No one really walked by.

They asked what they should do. I suggested that they could walk around. They could either talk to parents who had purses, or they could start with showing kids who could then ask their parents for money. 

The girls made their way over to a married couple. I was out of earshot and really just minded my own business. I was there to deliver them and assist if necessary, but this was their idea, their gig, and I wanted them to see it through.

They came back really excited. "Hey, we got $5!" They sold 2 designs and were able to keep the change. 

They made other sells where they were given excess money above their selling price. They also received what they asked for. They also received nos, but they kept walking around the park, showing their goods and asking for the sells.

By the time we left, the girls had earned $14.50! They were so excited and so proud. I was proud too.

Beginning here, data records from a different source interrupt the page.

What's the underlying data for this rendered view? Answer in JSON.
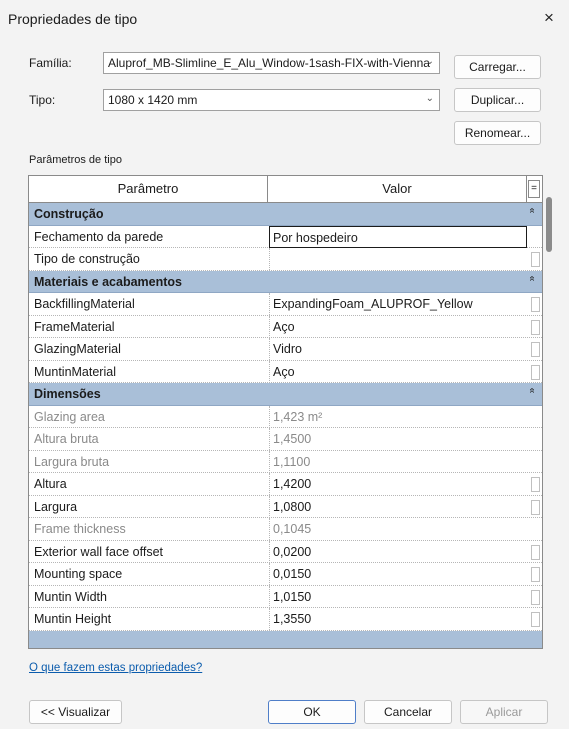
{
  "window": {
    "title": "Propriedades de tipo",
    "close_glyph": "×"
  },
  "familia": {
    "label": "Família:",
    "value": "Aluprof_MB-Slimline_E_Alu_Window-1sash-FIX-with-Vienna"
  },
  "tipo": {
    "label": "Tipo:",
    "value": "1080 x 1420 mm"
  },
  "buttons": {
    "carregar": "Carregar...",
    "duplicar": "Duplicar...",
    "renomear": "Renomear...",
    "visualizar": "<< Visualizar",
    "ok": "OK",
    "cancelar": "Cancelar",
    "aplicar": "Aplicar"
  },
  "params_label": "Parâmetros de tipo",
  "grid": {
    "col_param": "Parâmetro",
    "col_valor": "Valor",
    "col_menu": "=",
    "groups": [
      {
        "name": "Construção",
        "rows": [
          {
            "name": "Fechamento da parede",
            "value": "Por hospedeiro",
            "selected": true
          },
          {
            "name": "Tipo de construção",
            "value": ""
          }
        ]
      },
      {
        "name": "Materiais e acabamentos",
        "rows": [
          {
            "name": "BackfillingMaterial",
            "value": "ExpandingFoam_ALUPROF_Yellow"
          },
          {
            "name": "FrameMaterial",
            "value": "Aço"
          },
          {
            "name": "GlazingMaterial",
            "value": "Vidro"
          },
          {
            "name": "MuntinMaterial",
            "value": "Aço"
          }
        ]
      },
      {
        "name": "Dimensões",
        "rows": [
          {
            "name": "Glazing area",
            "value": "1,423 m²",
            "readonly": true
          },
          {
            "name": "Altura bruta",
            "value": "1,4500",
            "readonly": true
          },
          {
            "name": "Largura bruta",
            "value": "1,1100",
            "readonly": true
          },
          {
            "name": "Altura",
            "value": "1,4200"
          },
          {
            "name": "Largura",
            "value": "1,0800"
          },
          {
            "name": "Frame thickness",
            "value": "0,1045",
            "readonly": true
          },
          {
            "name": "Exterior wall face offset",
            "value": "0,0200"
          },
          {
            "name": "Mounting space",
            "value": "0,0150"
          },
          {
            "name": "Muntin Width",
            "value": "1,0150"
          },
          {
            "name": "Muntin Height",
            "value": "1,3550"
          }
        ]
      }
    ]
  },
  "help_link": "O que fazem estas propriedades?",
  "icons": {
    "combo_arrow": "chevron-down-icon",
    "collapse": "collapse-icon",
    "close": "close-icon"
  }
}
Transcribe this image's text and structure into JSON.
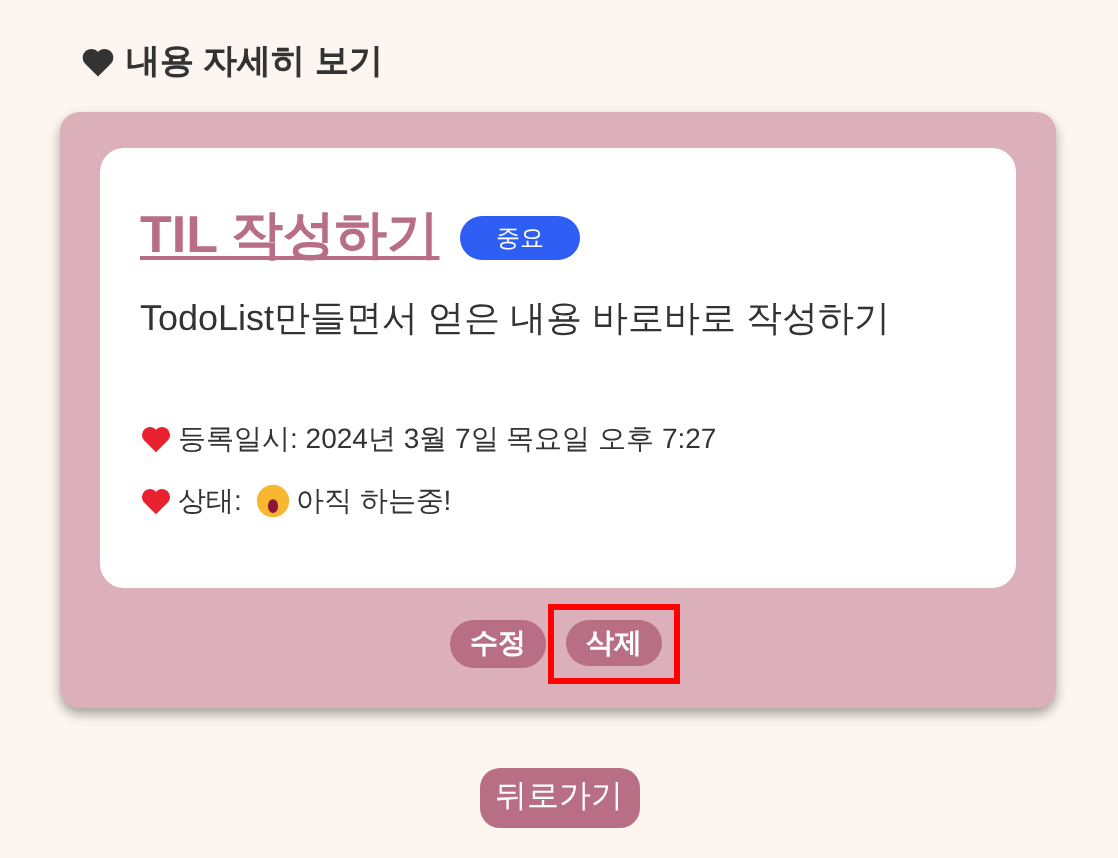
{
  "heading": "내용 자세히 보기",
  "todo": {
    "title": "TIL 작성하기",
    "badge": "중요",
    "description": "TodoList만들면서 얻은 내용 바로바로 작성하기",
    "meta": [
      {
        "kind": "date",
        "text": "등록일시: 2024년 3월 7일 목요일 오후 7:27"
      },
      {
        "kind": "status",
        "text": "상태:",
        "value": "아직 하는중!"
      }
    ]
  },
  "actions": [
    {
      "label": "수정",
      "highlighted": false
    },
    {
      "label": "삭제",
      "highlighted": true
    }
  ],
  "back_button": "뒤로가기"
}
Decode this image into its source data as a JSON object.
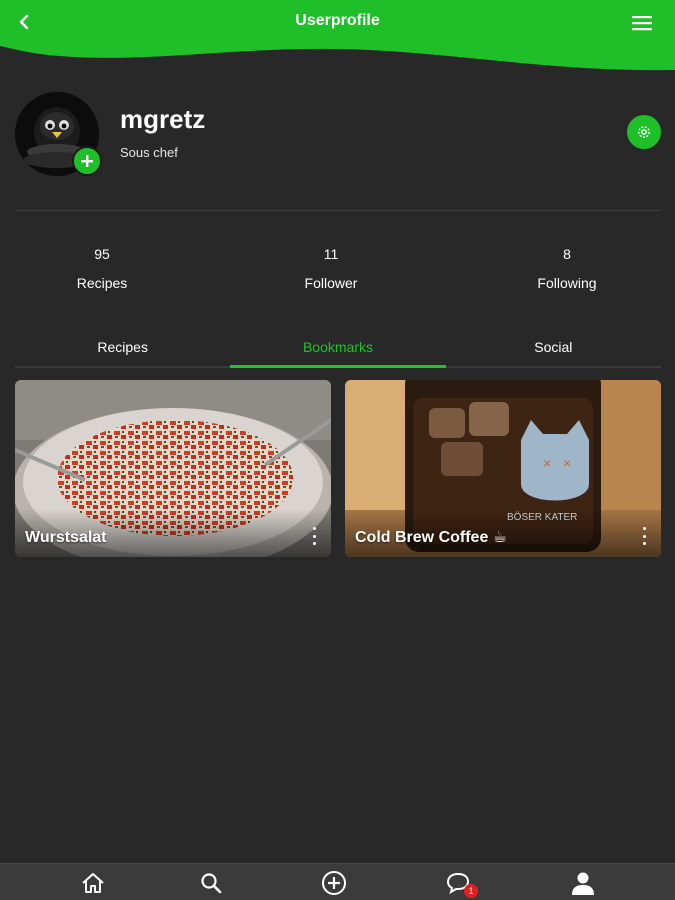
{
  "header": {
    "title": "Userprofile",
    "accent_color": "#1fbf2a"
  },
  "profile": {
    "username": "mgretz",
    "role": "Sous chef"
  },
  "stats": [
    {
      "value": "95",
      "label": "Recipes"
    },
    {
      "value": "11",
      "label": "Follower"
    },
    {
      "value": "8",
      "label": "Following"
    }
  ],
  "tabs": [
    {
      "label": "Recipes",
      "active": false
    },
    {
      "label": "Bookmarks",
      "active": true
    },
    {
      "label": "Social",
      "active": false
    }
  ],
  "cards": [
    {
      "title": "Wurstsalat"
    },
    {
      "title": "Cold Brew Coffee ☕"
    }
  ],
  "bottom_nav": {
    "items": [
      "home-icon",
      "search-icon",
      "add-circle-icon",
      "chat-icon",
      "person-icon"
    ],
    "chat_badge": "1"
  }
}
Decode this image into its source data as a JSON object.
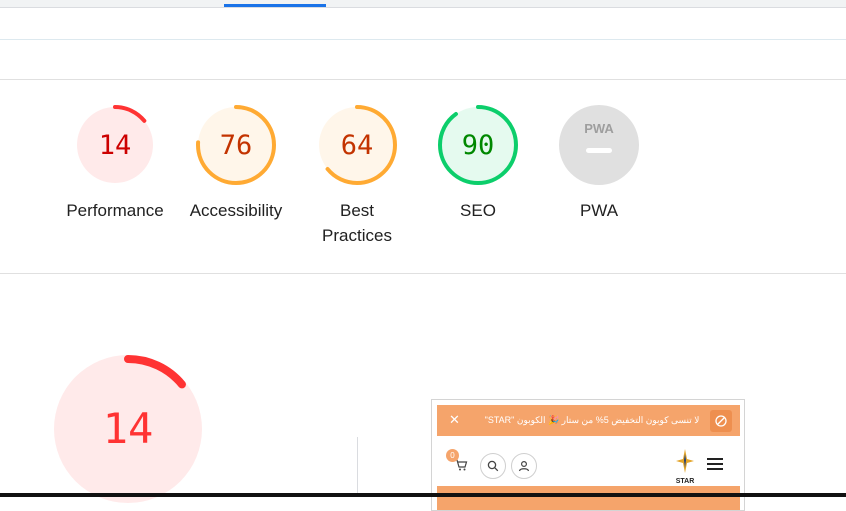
{
  "colors": {
    "fail": "#ff3333",
    "fail_bg": "#ffeaea",
    "fail_text": "#cc0000",
    "average": "#ffaa33",
    "average_bg": "#fff6ea",
    "average_text": "#c33300",
    "pass": "#0cce6b",
    "pass_bg": "#e5faef",
    "pass_text": "#008800",
    "na": "#e0e0e0",
    "na_text": "#9e9e9e",
    "promo": "#f5a46b",
    "tab_accent": "#1a73e8"
  },
  "scores": [
    {
      "value": "14",
      "label": "Performance",
      "level": "fail",
      "fraction": 0.14
    },
    {
      "value": "76",
      "label": "Accessibility",
      "level": "average",
      "fraction": 0.76
    },
    {
      "value": "64",
      "label": "Best Practices",
      "level": "average",
      "fraction": 0.64
    },
    {
      "value": "90",
      "label": "SEO",
      "level": "pass",
      "fraction": 0.9
    },
    {
      "value": "",
      "label": "PWA",
      "level": "na",
      "badge_text": "PWA"
    }
  ],
  "performance_detail": {
    "value": "14",
    "level": "fail",
    "fraction": 0.14
  },
  "preview": {
    "promo_text": "لا تنسى كوبون التخفيض 5% من ستار 🎉 الكوبون \"STAR\"",
    "close_symbol": "✕",
    "cart_count": "0",
    "logo_text": "STAR",
    "icons": [
      "cart-icon",
      "search-icon",
      "user-icon",
      "star-logo",
      "menu-icon",
      "no-entry-icon"
    ]
  }
}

My husband was proud and really surprised.

I told him that this is why we must always continue to remain neutral, to be curious and to ask questions, but to never tell someone that something is impossible.

The truth is everyone of us has had a dream at some point. And at some point, someone told us it would fail. So we learned to stop going after our dreams. 

I am so grateful that the girls continued to visualize their dream and they followed through with it. My daughter was fearless. She really loved doing the selling, whereas her friend was a little more embarrassed and nervous.

Tayla selling popcorn.jpg

When I think about the abilities my daughter already has I get really excited. Not only has she sold Fall coasters, banana nut bread loaves, and other items at her school over the past couple of years, she has also sold bags of popcorn on a street corner with a friend. She has the passion and desire for entrepreneurship. It is now my duty as her parent to foster that gift - to encourage her when she loses faith and even the drive. 

Maybe if I had found things I had loved selling - and wasn't forced to do it in a way that I hated - I could have helped myself today in my business. I could have already known what works for me and what doesn't. I would have known that it is not okay to push for the sake of pushing. I would have known to do things MY way instead of following someone else's way or listening to their ideas. 

My intuition knows what is best for me and I am finally listening to it more and more. I am also finally calling out my past and challenging the old stories I believed as truth. Can you relate?

What would it take for you to free yourself from living how everybody else wants you to live so you could simply do it YOUR way and BE you?

It's very healing to release the pains of my past so that I may rediscover the truth of who I am. It also helps me to step even more fully into my role as an entrepreneur; guiding others to find their own alignment from the inside out.

It is SO liberating to find me all over again.

I sincerely wish that you too may find YOU and the gifts and talents that have been hidden inside of you for way too long.